Когда его губы отрываются от моих, наши глаза остаются прикованными, и внезапно мне кажется, что мне не хватает воздуха.

– Считается ли на Сицилии поцелуй на публике невежливым?– — спрашиваю я, когда он опускает меня обратно на землю. В комнате воцарилась неожиданная тишина. Никто не разговаривает. Они все просто пялятся на нас. – Почему все смотрят?–

– Они смотрят с того момента, как ты вошел в комнату. Сначала это было любопытство и удивление. Теперь я почти уверен, что они просто боятся тебя.

У меня нет возможности спросить, что, черт возьми, он имеет в виду, когда говорит, что люди меня боятся, потому что мой взгляд ловит темно-красное пятно, растекающееся по рубашке Рафаэля.

– Рафаэль. . . Я беру его куртку сбоку и убираю ее. Большая область на его левом боку залита кровью. – О, Боже. Что случилось?–

– Незначительная ошибка в моей оценке. Я ошибочно пришел к выводу, что швы не потребуются. Он поправляет пиджак и застегивает его, как будто в этом нет никакой проблемы. – Гвидо позаботится обо мне, когда мы вернемся. Его тон остается спокойным, но теперь в его зеленых глубинах кружится что-то еще. – Скоро должен появиться певец, который даст небольшое выступление, а официанты принесут торт кассата. Я думаю, тебе это понравится.

– Мы не ждем чертового торта, пока ты повсюду истекаешь кровью!– Я шепчу-кричу.

– Это сицилийское блюдо. Ты должен это попробовать.

Я смотрю на него в шоке. – Вам нужен врач.

– Гвидо справится с этим. Это будет не в первый раз.

— Я имел в виду твою голову, придурок!

Губы Рафаэля растягиваются в коварной ухмылке. – Это русское имя, Веспетта?–

– Это значит – придурок– !– Я ухмыляюсь сквозь зубы, хватаю его за руку и тяну к выходу.

Потрясенные лица смотрят на нас, а люди расступаются, пропуская нас. Рафаэля, кажется, не беспокоит тот факт, что я тащу его через вестибюль отеля. На самом деле, на его лице мелькнула легкая ухмылка.

– Полагаю, это означает, что мы останемся не ради торта?– — спрашивает он, когда мы выходим на улицу.

– Вы угадали.–

– Мм-хм. Думаю, я все-таки могу тебе понравиться, Василиса, хоть чуть-чуть. Пропускаете десерт ради меня? Я чувствую себя особенным.

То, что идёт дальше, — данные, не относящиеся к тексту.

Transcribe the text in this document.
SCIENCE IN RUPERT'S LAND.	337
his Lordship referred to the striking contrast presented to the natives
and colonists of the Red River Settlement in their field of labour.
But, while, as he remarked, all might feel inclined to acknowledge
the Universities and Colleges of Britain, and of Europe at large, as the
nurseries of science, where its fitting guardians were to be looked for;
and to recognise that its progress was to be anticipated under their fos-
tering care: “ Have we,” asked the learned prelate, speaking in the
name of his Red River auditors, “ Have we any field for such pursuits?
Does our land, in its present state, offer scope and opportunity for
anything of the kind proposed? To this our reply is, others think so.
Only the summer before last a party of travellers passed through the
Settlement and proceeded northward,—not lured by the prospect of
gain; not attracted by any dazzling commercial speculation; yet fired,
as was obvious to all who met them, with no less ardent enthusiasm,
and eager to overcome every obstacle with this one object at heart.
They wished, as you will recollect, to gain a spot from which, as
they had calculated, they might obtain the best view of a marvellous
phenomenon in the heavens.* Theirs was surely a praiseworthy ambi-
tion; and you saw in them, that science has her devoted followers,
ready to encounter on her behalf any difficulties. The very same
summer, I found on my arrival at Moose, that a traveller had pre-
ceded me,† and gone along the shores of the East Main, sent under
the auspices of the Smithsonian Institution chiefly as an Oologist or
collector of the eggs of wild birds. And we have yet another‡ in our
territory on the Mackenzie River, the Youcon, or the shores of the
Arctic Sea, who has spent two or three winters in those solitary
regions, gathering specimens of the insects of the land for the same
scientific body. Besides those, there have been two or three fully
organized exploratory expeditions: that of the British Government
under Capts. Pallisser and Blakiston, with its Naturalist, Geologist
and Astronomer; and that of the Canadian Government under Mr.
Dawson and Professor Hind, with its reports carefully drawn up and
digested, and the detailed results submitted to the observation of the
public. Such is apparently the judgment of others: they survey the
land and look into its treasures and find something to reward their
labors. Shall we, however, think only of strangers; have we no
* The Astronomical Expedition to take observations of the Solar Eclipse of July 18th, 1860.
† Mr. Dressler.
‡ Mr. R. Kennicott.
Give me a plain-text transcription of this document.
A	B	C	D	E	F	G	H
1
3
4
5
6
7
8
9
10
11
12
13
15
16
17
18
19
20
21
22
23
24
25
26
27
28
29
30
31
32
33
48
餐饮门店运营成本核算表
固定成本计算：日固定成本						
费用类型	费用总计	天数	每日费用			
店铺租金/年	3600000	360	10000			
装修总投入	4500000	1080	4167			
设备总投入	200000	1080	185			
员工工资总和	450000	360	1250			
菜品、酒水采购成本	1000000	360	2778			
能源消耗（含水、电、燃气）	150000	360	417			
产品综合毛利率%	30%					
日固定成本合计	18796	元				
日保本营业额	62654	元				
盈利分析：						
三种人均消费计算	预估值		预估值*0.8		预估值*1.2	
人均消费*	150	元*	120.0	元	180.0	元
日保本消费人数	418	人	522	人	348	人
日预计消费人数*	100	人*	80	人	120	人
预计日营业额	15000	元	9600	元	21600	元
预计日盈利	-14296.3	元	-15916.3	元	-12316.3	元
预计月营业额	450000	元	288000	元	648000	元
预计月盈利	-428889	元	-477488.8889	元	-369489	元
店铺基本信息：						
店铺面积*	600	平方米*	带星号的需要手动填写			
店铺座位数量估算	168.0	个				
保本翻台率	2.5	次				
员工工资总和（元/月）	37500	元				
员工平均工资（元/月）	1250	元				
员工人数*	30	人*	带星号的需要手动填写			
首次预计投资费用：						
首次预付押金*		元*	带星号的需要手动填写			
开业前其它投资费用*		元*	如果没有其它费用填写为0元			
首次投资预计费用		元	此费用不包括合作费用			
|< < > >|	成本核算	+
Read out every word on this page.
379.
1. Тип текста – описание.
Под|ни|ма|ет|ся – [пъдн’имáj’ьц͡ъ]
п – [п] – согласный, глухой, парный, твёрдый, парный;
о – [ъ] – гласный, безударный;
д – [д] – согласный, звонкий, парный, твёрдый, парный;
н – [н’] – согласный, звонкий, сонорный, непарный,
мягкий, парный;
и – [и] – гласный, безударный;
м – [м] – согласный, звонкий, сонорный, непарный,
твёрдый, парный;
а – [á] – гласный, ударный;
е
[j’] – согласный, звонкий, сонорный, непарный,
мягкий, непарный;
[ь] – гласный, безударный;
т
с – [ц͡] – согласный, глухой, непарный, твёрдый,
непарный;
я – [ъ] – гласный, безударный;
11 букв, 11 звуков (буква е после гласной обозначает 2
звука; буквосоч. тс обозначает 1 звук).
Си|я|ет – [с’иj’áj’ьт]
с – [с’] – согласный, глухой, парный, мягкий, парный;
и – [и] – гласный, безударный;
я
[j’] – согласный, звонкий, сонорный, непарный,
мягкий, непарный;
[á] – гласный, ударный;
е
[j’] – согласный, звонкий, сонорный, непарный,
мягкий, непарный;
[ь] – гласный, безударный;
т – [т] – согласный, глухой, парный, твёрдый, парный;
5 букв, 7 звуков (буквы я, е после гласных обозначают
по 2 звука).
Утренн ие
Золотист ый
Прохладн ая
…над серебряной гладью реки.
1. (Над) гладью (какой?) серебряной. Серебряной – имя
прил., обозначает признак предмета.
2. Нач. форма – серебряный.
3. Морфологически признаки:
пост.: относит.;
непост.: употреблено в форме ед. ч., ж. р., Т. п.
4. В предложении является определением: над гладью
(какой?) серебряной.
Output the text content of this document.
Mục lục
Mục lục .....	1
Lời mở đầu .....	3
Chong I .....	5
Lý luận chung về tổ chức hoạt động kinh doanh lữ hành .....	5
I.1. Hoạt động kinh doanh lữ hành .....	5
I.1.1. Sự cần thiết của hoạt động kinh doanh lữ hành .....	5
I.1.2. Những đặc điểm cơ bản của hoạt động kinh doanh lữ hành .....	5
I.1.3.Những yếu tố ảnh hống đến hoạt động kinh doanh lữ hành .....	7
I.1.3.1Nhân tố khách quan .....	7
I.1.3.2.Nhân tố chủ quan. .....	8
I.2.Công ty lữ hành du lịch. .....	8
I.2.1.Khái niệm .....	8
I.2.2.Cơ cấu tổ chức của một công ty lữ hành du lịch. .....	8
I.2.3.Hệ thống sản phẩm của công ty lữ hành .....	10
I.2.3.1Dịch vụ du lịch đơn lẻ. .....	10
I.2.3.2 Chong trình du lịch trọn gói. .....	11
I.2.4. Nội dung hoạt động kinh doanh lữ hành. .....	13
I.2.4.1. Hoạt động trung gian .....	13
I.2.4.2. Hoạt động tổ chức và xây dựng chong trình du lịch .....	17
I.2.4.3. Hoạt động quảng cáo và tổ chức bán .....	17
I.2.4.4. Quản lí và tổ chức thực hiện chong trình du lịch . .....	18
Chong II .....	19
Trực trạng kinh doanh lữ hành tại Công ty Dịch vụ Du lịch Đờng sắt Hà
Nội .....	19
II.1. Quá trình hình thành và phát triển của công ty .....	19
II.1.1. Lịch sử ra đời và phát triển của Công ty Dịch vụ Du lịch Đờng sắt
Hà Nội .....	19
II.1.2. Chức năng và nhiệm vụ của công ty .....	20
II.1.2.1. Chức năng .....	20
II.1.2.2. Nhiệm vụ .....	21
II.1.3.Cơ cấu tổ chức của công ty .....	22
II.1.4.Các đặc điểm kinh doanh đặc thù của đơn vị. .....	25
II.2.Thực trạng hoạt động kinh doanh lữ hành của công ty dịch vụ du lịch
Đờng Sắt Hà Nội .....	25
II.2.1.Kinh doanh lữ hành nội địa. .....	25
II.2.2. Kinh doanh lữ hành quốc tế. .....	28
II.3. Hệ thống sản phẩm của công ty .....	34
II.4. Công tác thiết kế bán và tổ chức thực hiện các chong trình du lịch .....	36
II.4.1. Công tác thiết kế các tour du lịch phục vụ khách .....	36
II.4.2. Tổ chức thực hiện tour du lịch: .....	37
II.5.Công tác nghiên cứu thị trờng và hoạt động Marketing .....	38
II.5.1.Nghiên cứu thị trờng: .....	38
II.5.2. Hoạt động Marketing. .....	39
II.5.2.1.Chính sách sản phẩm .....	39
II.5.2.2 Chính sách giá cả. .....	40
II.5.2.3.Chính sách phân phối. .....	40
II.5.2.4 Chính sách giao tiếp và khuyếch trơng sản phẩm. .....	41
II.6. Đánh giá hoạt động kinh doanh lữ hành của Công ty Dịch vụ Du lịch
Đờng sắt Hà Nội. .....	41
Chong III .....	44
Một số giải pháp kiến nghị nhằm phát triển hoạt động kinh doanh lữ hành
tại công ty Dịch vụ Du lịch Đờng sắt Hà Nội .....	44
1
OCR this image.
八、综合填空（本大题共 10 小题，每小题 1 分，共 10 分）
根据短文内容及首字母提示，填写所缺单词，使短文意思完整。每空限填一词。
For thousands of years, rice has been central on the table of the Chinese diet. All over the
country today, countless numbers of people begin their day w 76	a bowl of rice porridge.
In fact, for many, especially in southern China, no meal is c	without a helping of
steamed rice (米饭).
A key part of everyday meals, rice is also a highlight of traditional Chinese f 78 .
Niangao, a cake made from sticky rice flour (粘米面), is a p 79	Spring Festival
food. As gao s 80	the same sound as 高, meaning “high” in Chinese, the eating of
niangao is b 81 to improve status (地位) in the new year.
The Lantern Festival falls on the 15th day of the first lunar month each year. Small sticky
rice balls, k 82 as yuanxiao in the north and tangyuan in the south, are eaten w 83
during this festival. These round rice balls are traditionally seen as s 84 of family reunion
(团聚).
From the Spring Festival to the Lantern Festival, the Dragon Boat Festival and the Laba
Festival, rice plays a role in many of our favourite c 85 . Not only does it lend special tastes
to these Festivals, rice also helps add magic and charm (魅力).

Фу.Этот мужчина. Я внимательно наблюдаю за ним, часто бросая на него взгляды, пока мы идем по парковке к внедорожнику Рафаэля, ища признаки бедствия. Кажется, он в порядке. Это нормально? Сколько крови он уже потерял?

Как только мы доходим до зловещего вида – Мазерати– , я дергаю его за лацкан пиджака. – Наклонитесь, пожалуйста. Мне нужно проверить твои зрачки.

Рафаэль упирается рукой в ​​крышу машины и наклоняется вперед, пока его лицо не оказывается прямо перед моим. Я обхватываю его подбородок ладонями и слегка наклоняю его голову в сторону, к свету лампы. Боже мой, его глаза такие красивые. Их блеск напоминает мне морское стекло, которое я нашел на берегу. Опалесцентный. И нагло сосредоточился на мне. И когда он смотрит на меня таким, какой он есть сейчас, у меня создается впечатление, что он хочет проглотить меня целиком. Каждый раз у меня слабеют колени.